British home secretary Charles Clarke has called European interior ministers to a special terror summit in Brussels next Wednesday.
He acted yesterday on the suggestion of the Spanish government as members of Europol, the European police intelligence exchange agency, joined British investigators in London last night to help collate information which might enable police to identify those responsible for Thursday's four bomb attacks in which more than 50 people died.
Emergency staff were still retrieving bodies trapped underground more than 36 hours after the blasts.
Police have made no arrests but officials have gradually released more details about the bombings, saying each of the bombs was believed to have contained up to 10 lbs (4.5 kg) of explosives and could have been carried around in backpacks.
The government says the attacks bore the hallmarks of Osama bin Laden and Abu Musab al-Zarqawi's Islamic militant al-Qaeda network, which was behind the September 11, 2001, attacks on New York and Washington.
"We know that there has been direction given by bin Laden to Zarqawi to look to the West and to carry out attacks in Europe and other areas," a senior US counterterrorism official said.

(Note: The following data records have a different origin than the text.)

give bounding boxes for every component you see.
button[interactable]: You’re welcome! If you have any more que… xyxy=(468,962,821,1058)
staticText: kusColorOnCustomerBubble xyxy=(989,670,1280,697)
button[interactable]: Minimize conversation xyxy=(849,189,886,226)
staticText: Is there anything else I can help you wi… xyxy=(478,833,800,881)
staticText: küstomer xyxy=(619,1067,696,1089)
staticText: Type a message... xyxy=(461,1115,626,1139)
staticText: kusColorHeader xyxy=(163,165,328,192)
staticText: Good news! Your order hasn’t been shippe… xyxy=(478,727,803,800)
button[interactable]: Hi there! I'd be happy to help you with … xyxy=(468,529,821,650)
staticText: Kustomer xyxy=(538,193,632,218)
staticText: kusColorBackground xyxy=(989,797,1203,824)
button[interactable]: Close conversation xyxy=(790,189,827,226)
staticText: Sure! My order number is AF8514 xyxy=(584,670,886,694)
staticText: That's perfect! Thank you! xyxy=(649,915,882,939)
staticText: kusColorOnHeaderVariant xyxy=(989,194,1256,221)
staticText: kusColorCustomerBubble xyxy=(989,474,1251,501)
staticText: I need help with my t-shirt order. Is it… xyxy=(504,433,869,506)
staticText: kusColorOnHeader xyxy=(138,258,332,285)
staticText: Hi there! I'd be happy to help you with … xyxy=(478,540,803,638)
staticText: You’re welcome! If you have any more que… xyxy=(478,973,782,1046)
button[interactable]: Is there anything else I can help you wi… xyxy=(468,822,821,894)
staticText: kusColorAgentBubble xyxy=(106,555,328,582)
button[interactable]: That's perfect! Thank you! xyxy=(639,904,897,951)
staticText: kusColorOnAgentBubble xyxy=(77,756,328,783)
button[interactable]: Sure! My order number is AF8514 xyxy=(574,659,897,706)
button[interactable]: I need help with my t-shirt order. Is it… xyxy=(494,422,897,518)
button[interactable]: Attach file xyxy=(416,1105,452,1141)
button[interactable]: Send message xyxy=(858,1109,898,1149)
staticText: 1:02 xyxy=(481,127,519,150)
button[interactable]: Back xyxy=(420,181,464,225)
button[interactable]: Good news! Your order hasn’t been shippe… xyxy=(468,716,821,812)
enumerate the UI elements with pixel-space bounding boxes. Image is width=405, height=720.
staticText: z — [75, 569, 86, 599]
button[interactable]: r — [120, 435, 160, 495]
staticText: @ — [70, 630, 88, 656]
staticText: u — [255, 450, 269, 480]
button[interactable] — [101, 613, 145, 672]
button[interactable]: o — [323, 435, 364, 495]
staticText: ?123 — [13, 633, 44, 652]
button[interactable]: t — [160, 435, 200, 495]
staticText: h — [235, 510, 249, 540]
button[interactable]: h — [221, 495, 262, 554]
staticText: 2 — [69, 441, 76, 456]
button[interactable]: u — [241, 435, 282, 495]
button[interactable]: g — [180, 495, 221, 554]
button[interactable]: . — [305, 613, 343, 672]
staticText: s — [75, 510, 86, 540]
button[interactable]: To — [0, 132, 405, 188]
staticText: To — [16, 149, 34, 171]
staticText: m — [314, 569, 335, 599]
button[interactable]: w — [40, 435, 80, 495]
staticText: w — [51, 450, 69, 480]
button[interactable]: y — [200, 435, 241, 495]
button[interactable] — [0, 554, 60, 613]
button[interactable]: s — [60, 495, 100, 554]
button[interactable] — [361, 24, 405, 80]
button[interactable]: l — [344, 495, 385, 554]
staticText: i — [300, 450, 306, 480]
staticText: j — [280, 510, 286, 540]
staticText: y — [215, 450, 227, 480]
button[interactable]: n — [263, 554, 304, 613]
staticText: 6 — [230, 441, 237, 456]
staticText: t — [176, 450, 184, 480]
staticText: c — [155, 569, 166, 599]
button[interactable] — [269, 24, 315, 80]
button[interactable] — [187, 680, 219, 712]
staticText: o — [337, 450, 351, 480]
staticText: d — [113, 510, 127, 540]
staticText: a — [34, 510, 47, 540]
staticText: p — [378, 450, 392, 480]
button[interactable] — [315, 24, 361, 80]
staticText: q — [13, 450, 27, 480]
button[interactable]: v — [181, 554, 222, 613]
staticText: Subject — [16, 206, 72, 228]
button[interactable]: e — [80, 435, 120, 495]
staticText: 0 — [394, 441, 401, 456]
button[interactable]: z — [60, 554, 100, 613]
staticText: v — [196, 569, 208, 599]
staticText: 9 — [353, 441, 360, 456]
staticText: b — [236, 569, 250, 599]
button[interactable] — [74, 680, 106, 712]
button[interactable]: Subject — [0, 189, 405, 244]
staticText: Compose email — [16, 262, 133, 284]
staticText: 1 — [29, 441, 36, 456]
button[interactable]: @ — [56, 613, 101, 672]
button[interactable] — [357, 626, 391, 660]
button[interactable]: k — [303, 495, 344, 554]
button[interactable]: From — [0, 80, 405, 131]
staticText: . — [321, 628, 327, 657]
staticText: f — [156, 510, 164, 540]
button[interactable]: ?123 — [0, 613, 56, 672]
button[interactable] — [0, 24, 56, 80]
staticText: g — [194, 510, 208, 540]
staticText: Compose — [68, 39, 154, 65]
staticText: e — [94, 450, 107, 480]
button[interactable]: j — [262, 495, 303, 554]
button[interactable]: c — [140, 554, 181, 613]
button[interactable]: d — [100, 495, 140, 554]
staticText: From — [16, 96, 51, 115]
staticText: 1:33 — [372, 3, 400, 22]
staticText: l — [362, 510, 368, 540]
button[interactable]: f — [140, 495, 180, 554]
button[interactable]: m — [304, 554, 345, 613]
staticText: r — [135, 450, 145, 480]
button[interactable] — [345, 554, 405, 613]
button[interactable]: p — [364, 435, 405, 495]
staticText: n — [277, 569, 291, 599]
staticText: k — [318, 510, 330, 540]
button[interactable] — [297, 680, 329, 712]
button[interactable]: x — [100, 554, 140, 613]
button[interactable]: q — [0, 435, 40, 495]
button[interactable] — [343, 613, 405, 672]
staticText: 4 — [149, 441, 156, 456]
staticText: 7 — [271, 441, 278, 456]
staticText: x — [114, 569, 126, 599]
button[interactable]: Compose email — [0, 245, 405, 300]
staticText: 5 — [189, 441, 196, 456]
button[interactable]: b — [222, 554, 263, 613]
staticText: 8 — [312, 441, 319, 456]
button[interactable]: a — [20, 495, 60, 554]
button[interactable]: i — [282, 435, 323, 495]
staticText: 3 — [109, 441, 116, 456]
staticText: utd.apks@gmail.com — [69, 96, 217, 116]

"There isn't a single country in Europe that can consider itself immune to this type of risk," European Union Counter-Terrorism Coordinator Gijs de Vries said in Brussels.
Police said they did not suspect suicide bombers and believed more than one person carried out the attacks.
The investigators were examining a claim of responsibility from the previously unknown "Secret Group of al Qaeda's Jihad in Europe", which said the blasts were punishment for Britain's involvement in Iraq.
World leaders have vowed to defy threats against countries which, like Britain, have troops in Iraq.
Italy said on Friday its troop withdrawal from Iraq would start as planned in September -- and no sooner. Japan said on Thursday it had no plans to withdraw its troops.
British leaders have vowed defiance, and the stoicism of Londoners has been widely praised since the attacks.
The city slowly returned to work yesterday and theatres reopened, but restaurant and bar owners said business was unusually quiet for a Friday evening.
Distraught relatives were still searching for missing loved-ones around hospitals, handing out leaflets asking for information and issuing appeals on television and radio.
"The not knowing is so painful. We just want to know what happened," said Yvonne Nash, hoping to find her missing partner Jamie Gordon.
There was relief for some. Martine Wright, a 32-year-old office worker, was found in intensive care in hospital on Friday after anxious family and friends put out an appeal to find her.
Many of Britain's about 1.6 million Muslims mourned the dead and condemned the bombers at Friday prayers but expressed fears of a backlash.
"Some people will try to instigate anger against Muslims and try to blame us for what happened," said Mohamed Sawalha, who gave the Friday prayers' sermon at London's Finsbury Park mosque.
London police chief Ian Blair said the authorities were in touch with Muslim leaders and those of other faiths to protect symbolic buildings. The government and religious leaders called for a calm response to the bombings after holding talks.